Figure 14: Merge Mode as Match Variables
First, select matching variables for the current file (File 1). Click Select All and click OK, as shown in Figure 15.
Figure 15: Selecting Variables in the Current File
Similarly, select all variables for merge file (File 2) and click OK (see Figure 16).
Figure 16: Selecting Variables in Merge File
Click OK in Merge Options, as shown in Figure 17.
Figure 17: Merging with Mode as Match Variables
The two spreadsheets get merged by matching variable names, as shown in Figure 18.
Figure 18: Resulting Spreadsheet from Merging by Matching Variable Names
When merging spreadsheets by matching variable names, the data values are sorted numerically and textually. As an example, merge two spreadsheets with the 1st spreadsheet, shown in Figure 19.
Figure 19: First Spreadsheet to Merge
The 2nd spreadsheet is shown in Figure 20. A modification added is that the variable name has been modified slightly in File 1: “ServerType” instead of “servername”, “MessageCode” instead of “code”, and “Message” instead of “msg”.
Figure 20: Second Spreadsheet to Merge
Click Select to select the variables to be used for matching. In File 1, select all the variables (see Figure 21).
Figure 21: Selecting Matching Variables for Current File
In File 2, also select all the variables, as shown in Figure 22.
Figure 22: Selecting Matching Variables for Merge file
Merge the two spreadsheets as before. The “servername” or “ServerType” is the same for all rows and does not contribute to the sorting of data in the resulting spreadsheet. The “code” or “MessageCode” column data values are sorted as Text case insensitive; BEA-000331 is sorted before BEA-000360, which is sorted before BEA-000365. For the same value for code BEA-000365, the “msg” or “Message” column data is sorted by Text also—ADMIN->RESUMING->STANDBY>STARTING—as shown in Figure 23.

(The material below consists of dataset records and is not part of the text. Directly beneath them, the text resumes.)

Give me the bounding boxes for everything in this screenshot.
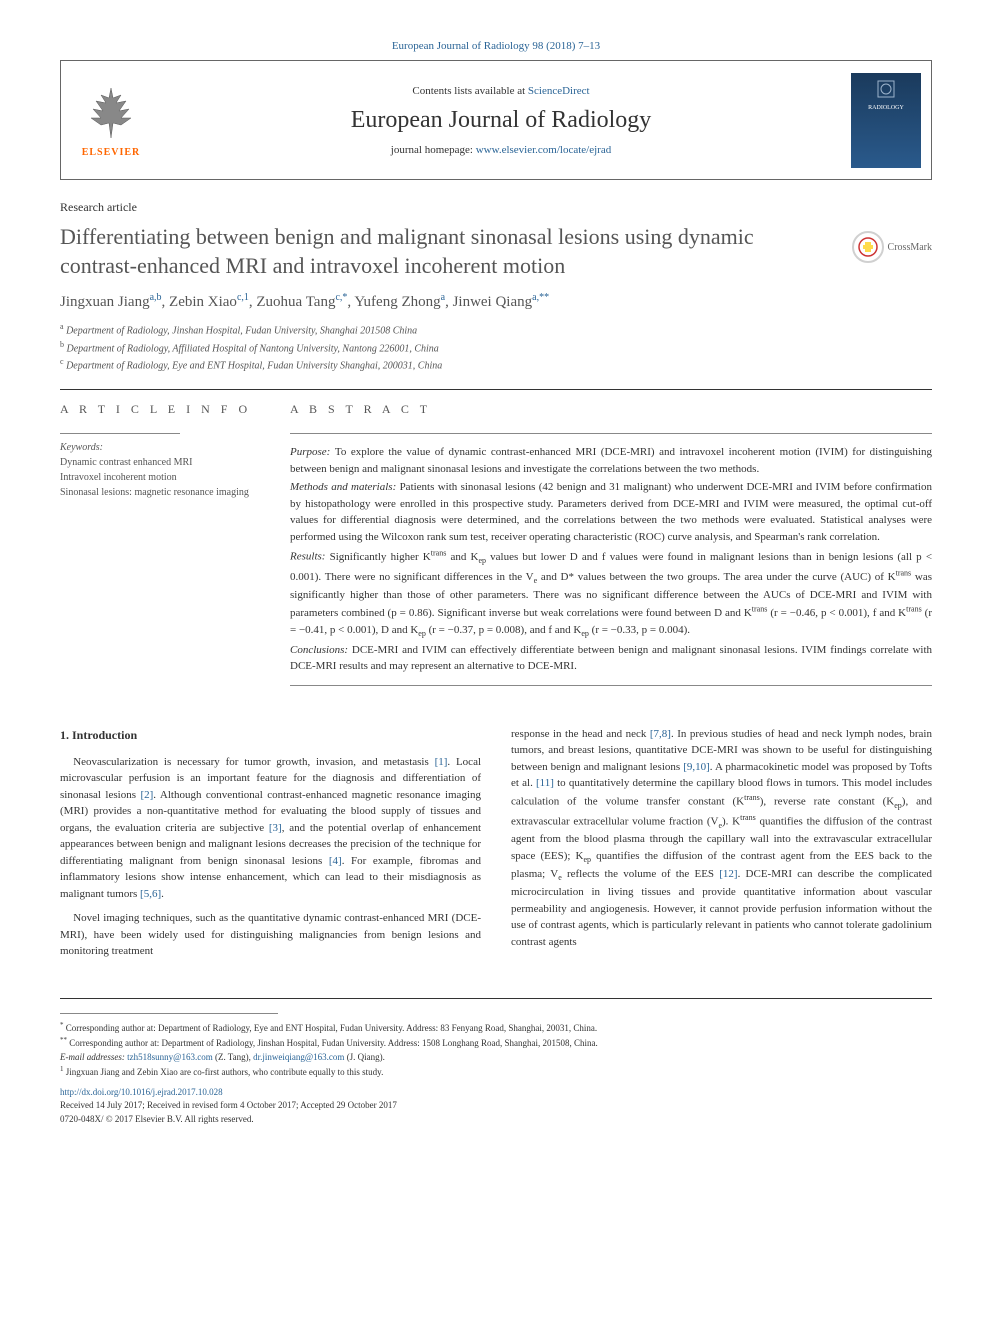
cover-icon bbox=[874, 77, 898, 101]
intro-p1: Neovascularization is necessary for tumo… bbox=[60, 754, 481, 903]
elsevier-label: ELSEVIER bbox=[82, 147, 141, 158]
keyword-1: Dynamic contrast enhanced MRI bbox=[60, 455, 260, 470]
affiliation-c: c Department of Radiology, Eye and ENT H… bbox=[60, 356, 932, 373]
keyword-3: Sinonasal lesions: magnetic resonance im… bbox=[60, 485, 260, 500]
journal-citation[interactable]: European Journal of Radiology 98 (2018) … bbox=[60, 40, 932, 52]
cover-label: RADIOLOGY bbox=[868, 105, 904, 111]
journal-name: European Journal of Radiology bbox=[351, 107, 652, 134]
column-left: 1. Introduction Neovascularization is ne… bbox=[60, 726, 481, 968]
journal-header: ELSEVIER Contents lists available at Sci… bbox=[60, 60, 932, 180]
email-addresses: E-mail addresses: tzh518sunny@163.com (Z… bbox=[60, 1051, 932, 1065]
article-info: A R T I C L E I N F O Keywords: Dynamic … bbox=[60, 402, 260, 696]
keywords: Dynamic contrast enhanced MRI Intravoxel… bbox=[60, 455, 260, 500]
affiliations: a Department of Radiology, Jinshan Hospi… bbox=[60, 321, 932, 373]
abstract-purpose: Purpose: To explore the value of dynamic… bbox=[290, 444, 932, 477]
doi-link[interactable]: http://dx.doi.org/10.1016/j.ejrad.2017.1… bbox=[60, 1086, 932, 1100]
footer: * Corresponding author at: Department of… bbox=[60, 998, 932, 1127]
abstract-results: Results: Significantly higher Ktrans and… bbox=[290, 547, 932, 640]
elsevier-tree-icon bbox=[81, 83, 141, 143]
elsevier-logo[interactable]: ELSEVIER bbox=[61, 61, 161, 179]
article-info-heading: A R T I C L E I N F O bbox=[60, 402, 260, 417]
email-link-2[interactable]: dr.jinweiqiang@163.com bbox=[253, 1052, 344, 1062]
keyword-2: Intravoxel incoherent motion bbox=[60, 470, 260, 485]
sciencedirect-link[interactable]: ScienceDirect bbox=[528, 85, 590, 97]
abstract-heading: A B S T R A C T bbox=[290, 402, 932, 417]
email-name-1: (Z. Tang), bbox=[215, 1052, 253, 1062]
homepage-prefix: journal homepage: bbox=[391, 144, 476, 156]
received-dates: Received 14 July 2017; Received in revis… bbox=[60, 1099, 932, 1113]
affiliation-b: b Department of Radiology, Affiliated Ho… bbox=[60, 339, 932, 356]
cofirst-note: 1 Jingxuan Jiang and Zebin Xiao are co-f… bbox=[60, 1064, 932, 1080]
divider bbox=[60, 389, 932, 390]
article-type: Research article bbox=[60, 200, 932, 215]
abstract-conclusions: Conclusions: DCE-MRI and IVIM can effect… bbox=[290, 642, 932, 675]
authors: Jingxuan Jianga,b, Zebin Xiaoc,1, Zuohua… bbox=[60, 292, 932, 311]
email-link-1[interactable]: tzh518sunny@163.com bbox=[127, 1052, 213, 1062]
homepage-link[interactable]: www.elsevier.com/locate/ejrad bbox=[476, 144, 612, 156]
homepage-line: journal homepage: www.elsevier.com/locat… bbox=[391, 144, 611, 156]
intro-p3: response in the head and neck [7,8]. In … bbox=[511, 726, 932, 951]
journal-cover[interactable]: RADIOLOGY bbox=[841, 61, 931, 179]
email-name-2: (J. Qiang). bbox=[347, 1052, 385, 1062]
contents-prefix: Contents lists available at bbox=[412, 85, 527, 97]
abstract: A B S T R A C T Purpose: To explore the … bbox=[290, 402, 932, 696]
column-right: response in the head and neck [7,8]. In … bbox=[511, 726, 932, 968]
header-center: Contents lists available at ScienceDirec… bbox=[161, 61, 841, 179]
crossmark-badge[interactable]: CrossMark bbox=[852, 223, 932, 263]
intro-heading: 1. Introduction bbox=[60, 726, 481, 744]
corresponding-1: * Corresponding author at: Department of… bbox=[60, 1020, 932, 1036]
body-text: 1. Introduction Neovascularization is ne… bbox=[60, 726, 932, 968]
crossmark-icon bbox=[858, 237, 878, 257]
copyright: 0720-048X/ © 2017 Elsevier B.V. All righ… bbox=[60, 1113, 932, 1127]
intro-p2: Novel imaging techniques, such as the qu… bbox=[60, 910, 481, 960]
abstract-methods: Methods and materials: Patients with sin… bbox=[290, 479, 932, 545]
affiliation-a: a Department of Radiology, Jinshan Hospi… bbox=[60, 321, 932, 338]
corresponding-2: ** Corresponding author at: Department o… bbox=[60, 1035, 932, 1051]
contents-line: Contents lists available at ScienceDirec… bbox=[412, 85, 589, 97]
crossmark-label: CrossMark bbox=[888, 242, 932, 253]
keywords-label: Keywords: bbox=[60, 442, 260, 453]
article-title: Differentiating between benign and malig… bbox=[60, 223, 832, 280]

Figure 23: Resulting Spreadsheet
Certain conditions must be applied when selecting variables. At least one variable must be selected for matching, or the error shown in Figure 24 gets generated.
Figure 24: A minimum of 1 Variable must be selected
The number of variables selected must be the same in File 1 and File 2, or the error shown in Figure 25 gets generated.
Figure 25: Same Number of Variables must be selected in Spreadsheets to Merge
The data type of the variables selected must be the same for the variables selected. As an example, the “servername” and “ServerType” variables in File 1 and File 2 respectively must have the same data type, or the error shown in Figure 26 gets generated.
Figure 26: Variable Types must be the same when merging by matching Variables
Conclusion
In this tutorial, we discussed merging data files (also called spreadsheets) in Statistica Platform using modes: Match casenames and Match variables.